Sbarcò la mattina del 28 nella rada di Sapri, dove, con la “Fulminante”, gettarono le ancore anche le navi di scorta. Da qui, constatata la mancanza di strade, il sovrano proseguì a piedi, lungo viottoli, tratturi e scorciatoie, alla volta di Torraca, dove, accolto con grande entusiasmo, alloggiò nel castello feudale del vecchio marchese di Poppano, Biagio Palamolla che, per grave caduta da cavallo, vent’anni prima si era ritirato dalle guardie del corpo, col grado di brigadiere e portastendardo. Il re, prima di riprendere il viaggio, conferì al Palamolla il titolo di duca di Torraca; e il marchese, a perpetuo ricordo dell’avvenimento, fece cingere con una catena di ferro l’ingresso del castello e murare sulla facciata esterna una grande lapide in latino.

Informato del fatto che, a poca distanza da Torraca, in una casa di campagna, era in fin di vita il vecchio prete Vincenzo Peluso di Sapri, fedelissimo dei Borbone e presunto mandante dell’assassinio di Costabile Carducci, eroe dei Moti del Cilento del 1848, Ferdinando II volle andare a fargli visita, a piedi, accompagnato dal figlio e dagli aiutanti. Il Peluso, accasciato dagli anni e dalla malattia, baciò ripetutamente la mano al sovrano per il suo gesto. Morì poco dopo. Le cronache del tempo riferiscono che nel corso della prima tappa del suo viaggio, tra Sapri e Torraca, re Ferdinando concesse in elemosina 342 ducati, finanziò il restauro delle due chiese cittadine e, al fine di sviluppare i traffici commerciali tra lo Ionio e il Tirreno, dispose che le amministrazioni del Principato Citra e della Basilicata si accollassero i costi «della strada che da Sapri dovrà dirigersi al comune di Torraca e da questo congiungersi all’attuale strada regia in un punto più agevole, per prolungarsi di là fino a quella che lungo l’intera valle del fiume Sinni si dirige al lido del Ionio».

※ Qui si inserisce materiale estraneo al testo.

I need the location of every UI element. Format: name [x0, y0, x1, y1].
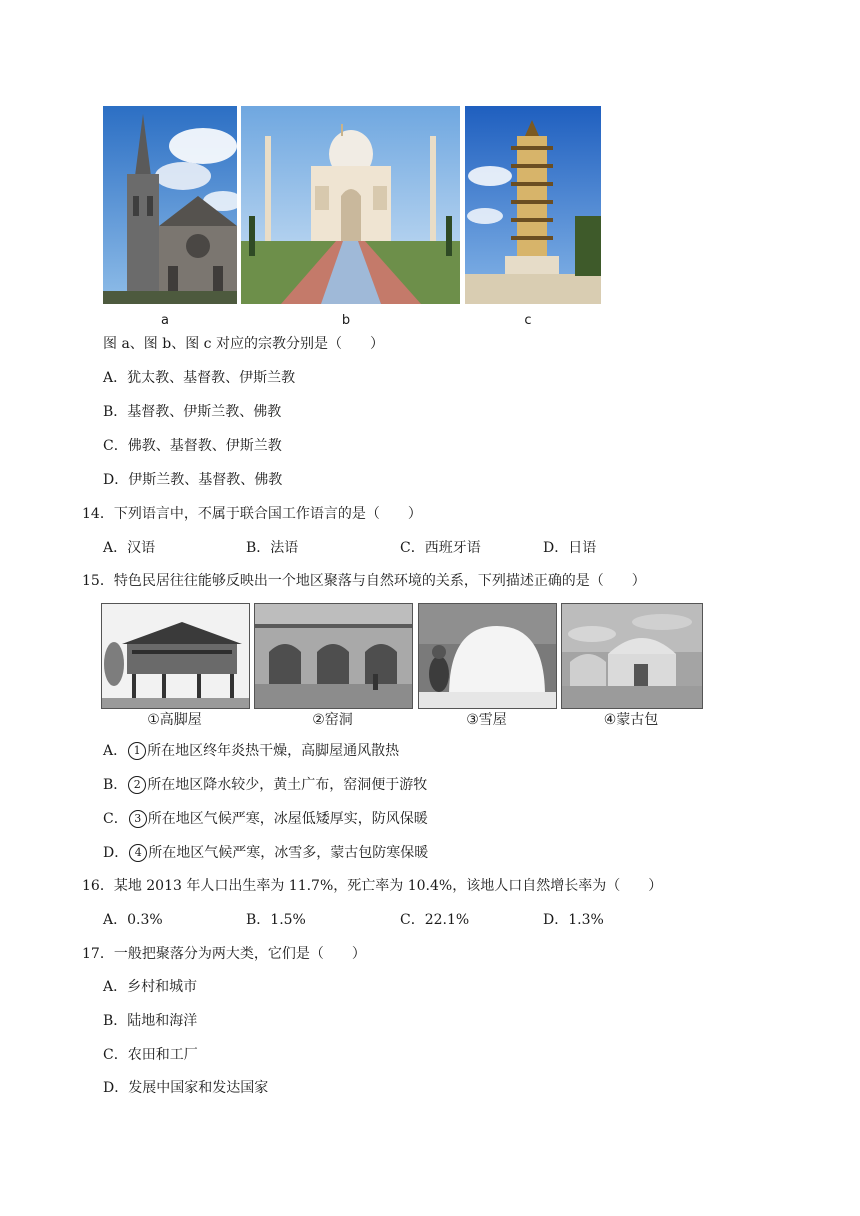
- q14-option-d: D．日语: [543, 540, 597, 556]
- q14-stem: 14．下列语言中，不属于联合国工作语言的是（ ）: [82, 506, 422, 522]
- caption-igloo: ③雪屋: [466, 712, 507, 728]
- option-letter: C．: [103, 811, 128, 827]
- q17-option-d: D．发展中国家和发达国家: [103, 1080, 269, 1096]
- circled-number: 4: [129, 844, 147, 862]
- q13-option-b: B．基督教、伊斯兰教、佛教: [103, 404, 282, 420]
- circled-number: 1: [128, 742, 146, 760]
- q15-option-d: [103, 843, 428, 863]
- option-letter: B．: [103, 777, 128, 793]
- option-text: 所在地区气候严寒，冰雪多，蒙古包防寒保暖: [148, 845, 429, 861]
- taj-mahal-photo: [241, 106, 460, 304]
- q15-option-c: [103, 809, 428, 829]
- q17-option-a: A．乡村和城市: [103, 979, 198, 995]
- q16-option-b: B．1.5%: [246, 912, 306, 928]
- q13-option-d: D．伊斯兰教、基督教、佛教: [103, 472, 283, 488]
- q13-option-a: A．犹太教、基督教、伊斯兰教: [103, 370, 296, 386]
- q15-option-a: [103, 741, 399, 761]
- church-photo: [103, 106, 237, 304]
- option-text: 所在地区降水较少，黄土广布，窑洞便于游牧: [147, 777, 428, 793]
- caption-yurt: ④蒙古包: [603, 712, 659, 728]
- q13-option-c: C．佛教、基督教、伊斯兰教: [103, 438, 282, 454]
- option-letter: D．: [103, 845, 129, 861]
- q16-stem: 16．某地 2013 年人口出生率为 11.7%，死亡率为 10.4%，该地人口自然增长率为（ ）: [82, 878, 663, 894]
- circled-number: 3: [129, 810, 147, 828]
- option-letter: A．: [103, 743, 128, 759]
- q14-option-a: A．汉语: [103, 540, 156, 556]
- q15-option-b: [103, 775, 427, 795]
- q17-option-c: C．农田和工厂: [103, 1047, 198, 1063]
- photo-caption-b: b: [341, 313, 351, 328]
- cave-dwelling-photo: [254, 603, 413, 709]
- q13-stem: 图 a、图 b、图 c 对应的宗教分别是（ ）: [103, 336, 384, 352]
- q14-option-c: C．西班牙语: [400, 540, 481, 556]
- caption-stilt-house: ①高脚屋: [147, 712, 202, 728]
- igloo-photo: [418, 603, 557, 709]
- photo-caption-a: a: [161, 313, 169, 328]
- q14-option-b: B．法语: [246, 540, 299, 556]
- q16-option-d: D．1.3%: [543, 912, 604, 928]
- q17-option-b: B．陆地和海洋: [103, 1013, 198, 1029]
- q17-stem: 17．一般把聚落分为两大类，它们是（ ）: [82, 946, 366, 962]
- option-text: 所在地区气候严寒，冰屋低矮厚实，防风保暖: [147, 811, 428, 827]
- photo-caption-c: c: [524, 313, 532, 328]
- q16-option-c: C．22.1%: [400, 912, 470, 928]
- q15-stem: 15．特色民居往往能够反映出一个地区聚落与自然环境的关系，下列描述正确的是（ ）: [82, 573, 646, 589]
- yurt-photo: [561, 603, 703, 709]
- caption-cave-dwelling: ②窑洞: [312, 712, 353, 728]
- pagoda-photo: [465, 106, 601, 304]
- option-text: 所在地区终年炎热干燥，高脚屋通风散热: [147, 743, 400, 759]
- stilt-house-photo: [101, 603, 250, 709]
- q16-option-a: A．0.3%: [103, 912, 163, 928]
- circled-number: 2: [128, 776, 146, 794]
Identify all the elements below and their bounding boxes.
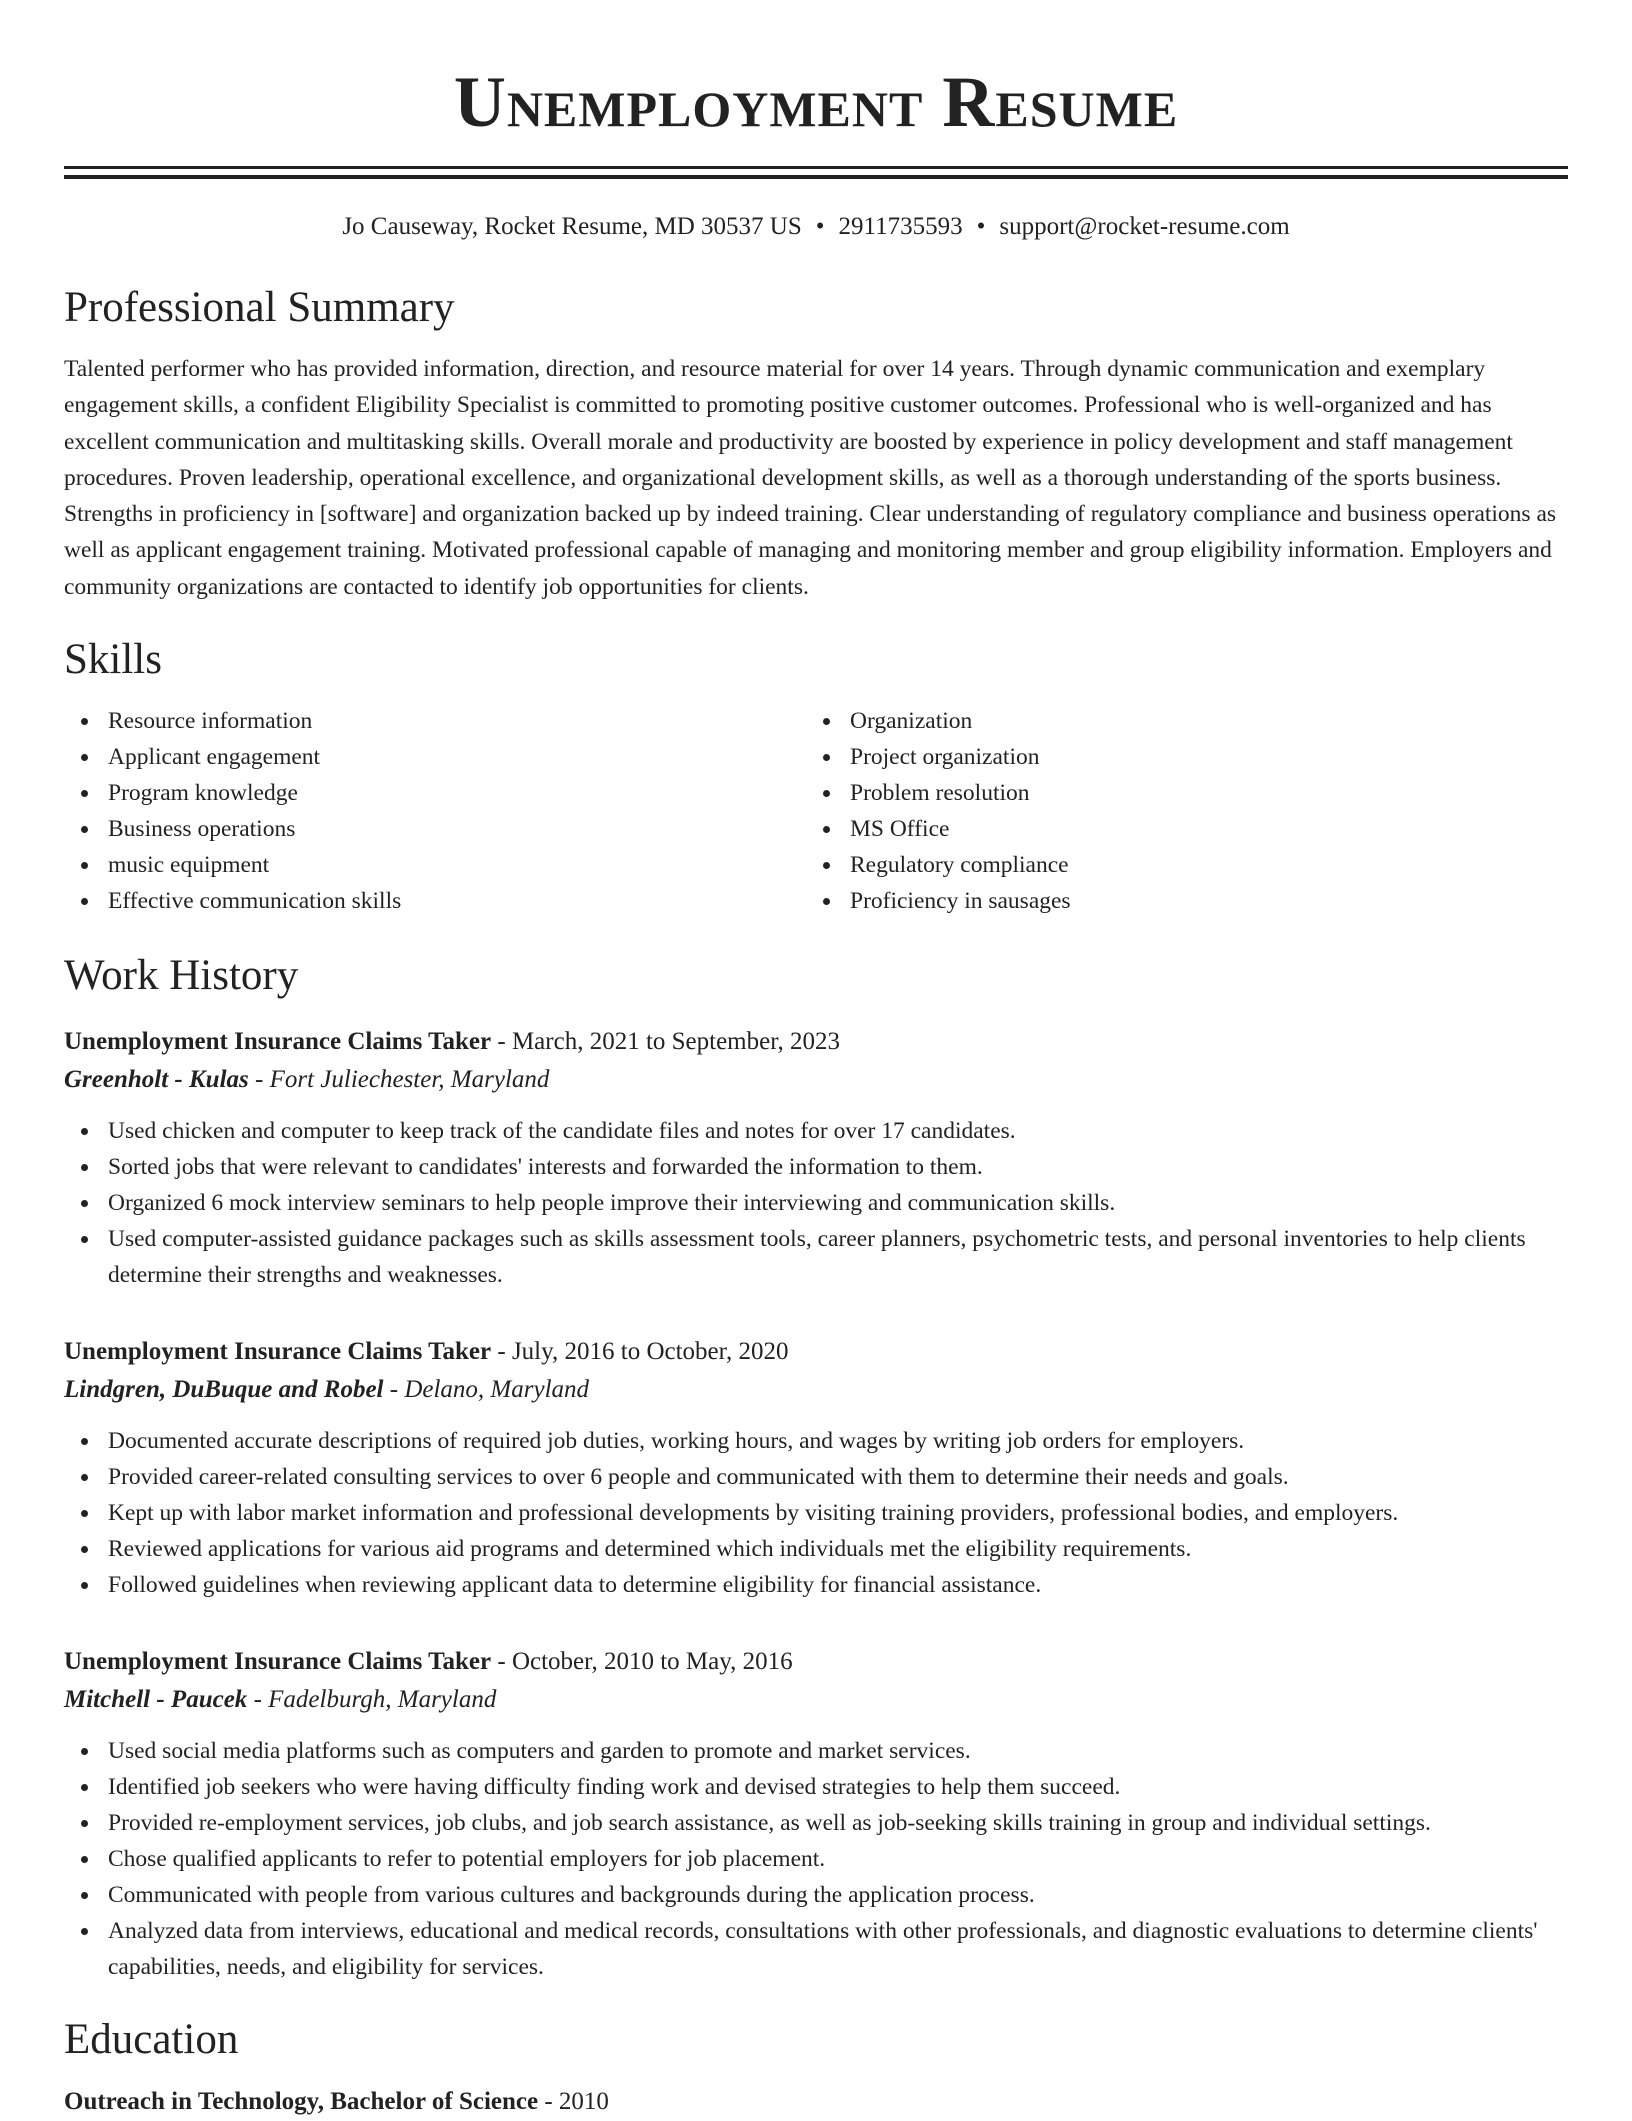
job-duty-item [64, 1841, 1568, 1877]
job-duty-item-text: Used chicken and computer to keep track of the candidate files and notes for over 17 candidates. [108, 1118, 1016, 1145]
bullet-dot [81, 1892, 88, 1899]
bullet-dot [823, 718, 830, 725]
bullet-dot [81, 826, 88, 833]
job-duty-item-text: Identified job seekers who were having difficulty finding work and devised strategies to help them succeed. [108, 1774, 1121, 1801]
bullet-dot [823, 790, 830, 797]
job-duty-item [64, 1221, 1568, 1293]
job-role: Unemployment Insurance Claims Taker [64, 1338, 492, 1366]
job-company-line [64, 1371, 1568, 1409]
bullet-dot [823, 862, 830, 869]
job-duty-item-text: Provided career-related consulting services to over 6 people and communicated with them to determine their needs and goals. [108, 1464, 1289, 1491]
skill-item [64, 739, 806, 775]
job-duty-item-text: Communicated with people from various cultures and backgrounds during the application process. [108, 1882, 1035, 1909]
skill-item-text: Applicant engagement [108, 744, 321, 771]
skill-item-text: Problem resolution [850, 780, 1030, 807]
job-duty-item [64, 1567, 1568, 1603]
job-location: - Fadelburgh, Maryland [247, 1686, 497, 1714]
skill-item [64, 703, 806, 739]
bullet-dot [81, 1510, 88, 1517]
education-entry [64, 2083, 1568, 2121]
bullet-dot [81, 1856, 88, 1863]
job-company: Greenholt - Kulas [64, 1066, 249, 1094]
skills-grid [64, 703, 1568, 919]
job-duty-item-text: Reviewed applications for various aid programs and determined which individuals met the eligibility requirements. [108, 1536, 1192, 1563]
job-company-line [64, 1061, 1568, 1099]
bullet-dot [823, 754, 830, 761]
bullet-dot [81, 1200, 88, 1207]
job-entry [64, 1023, 1568, 1293]
skill-item [806, 703, 1548, 739]
document-title: Unemployment Resume [453, 62, 1179, 142]
skill-item [64, 775, 806, 811]
bullet-dot [81, 862, 88, 869]
skill-item [64, 847, 806, 883]
job-duties-list [64, 1423, 1568, 1603]
skill-item-text: Regulatory compliance [850, 852, 1069, 879]
bullet-dot [81, 1784, 88, 1791]
skill-item-text: MS Office [850, 816, 950, 843]
bullet-dot [81, 754, 88, 761]
contact-address: Jo Causeway, Rocket Resume, MD 30537 US [342, 213, 802, 240]
skills-heading: Skills [64, 636, 162, 684]
job-dates: - October, 2010 to May, 2016 [491, 1648, 793, 1676]
job-role: Unemployment Insurance Claims Taker [64, 1648, 492, 1676]
bullet-dot [81, 1164, 88, 1171]
job-company-line [64, 1681, 1568, 1719]
bullet-dot [81, 1236, 88, 1243]
job-duty-item-text: Organized 6 mock interview seminars to help people improve their interviewing and communication skills. [108, 1190, 1116, 1217]
job-duty-item [64, 1531, 1568, 1567]
job-title-line [64, 1333, 1568, 1371]
job-location: - Delano, Maryland [383, 1376, 590, 1404]
job-duty-item-text: Followed guidelines when reviewing applicant data to determine eligibility for financial assistance. [108, 1572, 1042, 1599]
job-duty-item [64, 1113, 1568, 1149]
skill-item [64, 883, 806, 919]
skill-item [806, 775, 1548, 811]
skill-item-text: Proficiency in sausages [850, 888, 1071, 915]
skill-item-text: Project organization [850, 744, 1040, 771]
skills-column-left [64, 703, 806, 919]
skill-item [806, 811, 1548, 847]
job-company: Mitchell - Paucek [64, 1686, 248, 1714]
skill-item [806, 847, 1548, 883]
skills-column-right [806, 703, 1548, 919]
job-duty-item-text: Sorted jobs that were relevant to candidates' interests and forwarded the information to them. [108, 1154, 983, 1181]
work-history-list [64, 1023, 1568, 1985]
bullet-dot [81, 1474, 88, 1481]
job-duty-item-text: Analyzed data from interviews, educational and medical records, consultations with other professionals, and diagnostic evaluations to determine clients' capabilities, needs, and eligibility for services. [108, 1918, 1538, 1981]
job-location: - Fort Juliechester, Maryland [248, 1066, 550, 1094]
summary-heading: Professional Summary [64, 284, 455, 331]
job-dates: - March, 2021 to September, 2023 [491, 1028, 841, 1056]
resume-page [64, 0, 1568, 2121]
contact-separator: • [976, 213, 986, 240]
education-year: - 2010 [538, 2088, 609, 2116]
contact-line [64, 209, 1568, 245]
education-heading: Education [64, 2016, 239, 2064]
job-entry [64, 1643, 1568, 1985]
bullet-dot [81, 1928, 88, 1935]
job-duty-item [64, 1459, 1568, 1495]
bullet-dot [81, 1820, 88, 1827]
job-title-line [64, 1023, 1568, 1061]
skill-item [806, 739, 1548, 775]
job-duty-item [64, 1423, 1568, 1459]
job-duty-item-text: Documented accurate descriptions of required job duties, working hours, and wages by writing job orders for employers. [108, 1428, 1245, 1455]
bullet-dot [81, 1582, 88, 1589]
contact-email: support@rocket-resume.com [999, 213, 1290, 240]
job-duty-item [64, 1733, 1568, 1769]
contact-phone: 2911735593 [838, 213, 963, 240]
skill-item-text: Business operations [108, 816, 296, 843]
skill-item [64, 811, 806, 847]
job-duty-item-text: Used computer-assisted guidance packages such as skills assessment tools, career planners, psychometric tests, and personal inventories to help clients determine their strengths and weaknesses. [108, 1226, 1526, 1289]
job-duty-item-text: Kept up with labor market information and professional developments by visiting training providers, professional bodies, and employers. [108, 1500, 1399, 1527]
bullet-dot [81, 718, 88, 725]
bullet-dot [823, 826, 830, 833]
skill-item-text: Effective communication skills [108, 888, 402, 915]
summary-text: Talented performer who has provided information, direction, and resource material for over 14 years. Through dynamic communication and exemplary engagement skills, a confident Eligibility Specialist is committed to promoting positive customer outcomes. Professional who is well-organized and has excellent communication and multitasking skills. Overall morale and productivity are boosted by experience in policy development and staff management procedures. Proven leadership, operational excellence, and organizational development skills, as well as a thorough understanding of the sports business. Strengths in proficiency in [software] and organization backed up by indeed training. Clear understanding of regulatory compliance and business operations as well as applicant engagement training. Motivated professional capable of managing and monitoring member and group eligibility information. Employers and community organizations are contacted to identify job opportunities for clients. [64, 356, 1557, 600]
job-duty-item-text: Used social media platforms such as computers and garden to promote and market services. [108, 1738, 971, 1765]
skill-item-text: Resource information [108, 708, 313, 735]
bullet-dot [81, 1546, 88, 1553]
job-title-line [64, 1643, 1568, 1681]
skill-item-text: music equipment [108, 852, 270, 879]
bullet-dot [81, 790, 88, 797]
job-duty-item [64, 1495, 1568, 1531]
job-duty-item [64, 1769, 1568, 1805]
job-duty-item-text: Chose qualified applicants to refer to potential employers for job placement. [108, 1846, 826, 1873]
job-duties-list [64, 1733, 1568, 1985]
job-role: Unemployment Insurance Claims Taker [64, 1028, 492, 1056]
job-duty-item [64, 1877, 1568, 1913]
title-double-rule [64, 166, 1568, 179]
skill-item-text: Organization [850, 708, 973, 735]
bullet-dot [81, 1438, 88, 1445]
job-company: Lindgren, DuBuque and Robel [64, 1376, 384, 1404]
work-history-heading: Work History [64, 952, 299, 1000]
skill-item [806, 883, 1548, 919]
job-duties-list [64, 1113, 1568, 1293]
job-entry [64, 1333, 1568, 1603]
bullet-dot [81, 1128, 88, 1135]
job-dates: - July, 2016 to October, 2020 [491, 1338, 789, 1366]
skill-item-text: Program knowledge [108, 780, 298, 807]
education-degree: Outreach in Technology, Bachelor of Science [64, 2088, 539, 2116]
job-duty-item [64, 1913, 1568, 1985]
bullet-dot [81, 898, 88, 905]
bullet-dot [81, 1748, 88, 1755]
bullet-dot [823, 898, 830, 905]
job-duty-item [64, 1805, 1568, 1841]
job-duty-item-text: Provided re-employment services, job clubs, and job search assistance, as well as job-seeking skills training in group and individual settings. [108, 1810, 1431, 1837]
job-duty-item [64, 1185, 1568, 1221]
job-duty-item [64, 1149, 1568, 1185]
contact-separator: • [815, 213, 825, 240]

Lasciata Torraca, alla taverna del Fortino Ferdinando II trovò una berlina di corte, sulla quale entrò a Lagonegro alle 4 del pomeriggio del 29 settembre. Da qualche anno l’amministrazione comunale di Torraca ha inserito, con successo, la rievocazione storico-folcloristica della visita di Ferdinando II nel carnet degli appuntamenti estivi per il turismo.